The scandal was investigated over the following years, and ended with 34 players who were on the 2012 Essendon list being suspended for the entire 2016 AFL season as part of a partially offset two-year suspensions for using thymosin beta-4 during the scandal.

===Adam Goodes–Eddie McGuire racism controversy===
Late in the final quarter of the round 9 match between and , Adam Goodes became the target of racial abuse in which a 13-year-old Collingwood supporter called him an "ape". Goodes pointed the supporter out to security following the incident, who subsequently evicted her from the ground; after the match, Collingwood president Eddie McGuire visited the Swans' rooms to apologise "on behalf of football", and stamped out that racism would not be tolerated by the Collingwood Football Club.

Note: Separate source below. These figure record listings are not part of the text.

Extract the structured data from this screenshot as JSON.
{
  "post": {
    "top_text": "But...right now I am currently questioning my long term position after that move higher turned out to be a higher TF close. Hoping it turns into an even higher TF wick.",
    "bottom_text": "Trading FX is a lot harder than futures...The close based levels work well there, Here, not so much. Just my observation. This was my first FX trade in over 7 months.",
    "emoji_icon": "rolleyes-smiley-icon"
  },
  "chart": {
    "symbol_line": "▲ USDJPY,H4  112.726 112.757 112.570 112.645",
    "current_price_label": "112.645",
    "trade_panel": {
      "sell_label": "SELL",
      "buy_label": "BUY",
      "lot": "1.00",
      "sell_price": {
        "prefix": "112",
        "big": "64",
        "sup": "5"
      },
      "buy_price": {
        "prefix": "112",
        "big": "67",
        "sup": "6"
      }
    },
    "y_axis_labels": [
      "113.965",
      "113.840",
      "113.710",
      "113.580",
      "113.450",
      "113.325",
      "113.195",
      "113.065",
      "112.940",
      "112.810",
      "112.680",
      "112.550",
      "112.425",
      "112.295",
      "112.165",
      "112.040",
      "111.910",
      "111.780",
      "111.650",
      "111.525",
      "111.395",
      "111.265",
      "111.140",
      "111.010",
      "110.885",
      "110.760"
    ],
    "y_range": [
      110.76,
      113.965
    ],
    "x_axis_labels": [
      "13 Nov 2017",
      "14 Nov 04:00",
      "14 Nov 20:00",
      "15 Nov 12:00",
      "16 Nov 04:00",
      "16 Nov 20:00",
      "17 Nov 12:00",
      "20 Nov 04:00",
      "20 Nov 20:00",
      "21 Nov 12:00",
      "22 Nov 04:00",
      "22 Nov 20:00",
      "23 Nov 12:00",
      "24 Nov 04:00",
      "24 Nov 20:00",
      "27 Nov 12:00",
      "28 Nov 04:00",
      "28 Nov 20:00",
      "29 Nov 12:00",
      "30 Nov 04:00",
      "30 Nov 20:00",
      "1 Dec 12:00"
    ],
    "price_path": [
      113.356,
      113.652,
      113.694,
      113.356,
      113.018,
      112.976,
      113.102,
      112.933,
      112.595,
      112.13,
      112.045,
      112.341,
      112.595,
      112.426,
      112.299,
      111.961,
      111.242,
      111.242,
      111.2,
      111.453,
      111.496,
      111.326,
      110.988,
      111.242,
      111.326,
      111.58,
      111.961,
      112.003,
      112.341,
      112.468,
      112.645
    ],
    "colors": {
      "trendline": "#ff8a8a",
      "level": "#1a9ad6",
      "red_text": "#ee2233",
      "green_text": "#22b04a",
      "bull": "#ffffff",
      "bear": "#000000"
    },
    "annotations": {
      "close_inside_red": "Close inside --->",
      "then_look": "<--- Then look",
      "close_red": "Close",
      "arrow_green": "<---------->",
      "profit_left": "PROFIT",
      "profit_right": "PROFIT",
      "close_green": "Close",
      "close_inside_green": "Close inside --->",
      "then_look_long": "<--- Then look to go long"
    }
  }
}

Five days later, McGuire was involved in another controversy involving Goodes on his Triple M Melbourne breakfast show, when he joked that Goodes could be used to promote the King Kong musical that was to be held in Melbourne, quickly apologising on air after making the reference. McGuire initially defended his comments by saying that the remark was simply "a slip of the tongue", but admitted to vilifying Goodes in an interview later in the day, albeit unintentionally.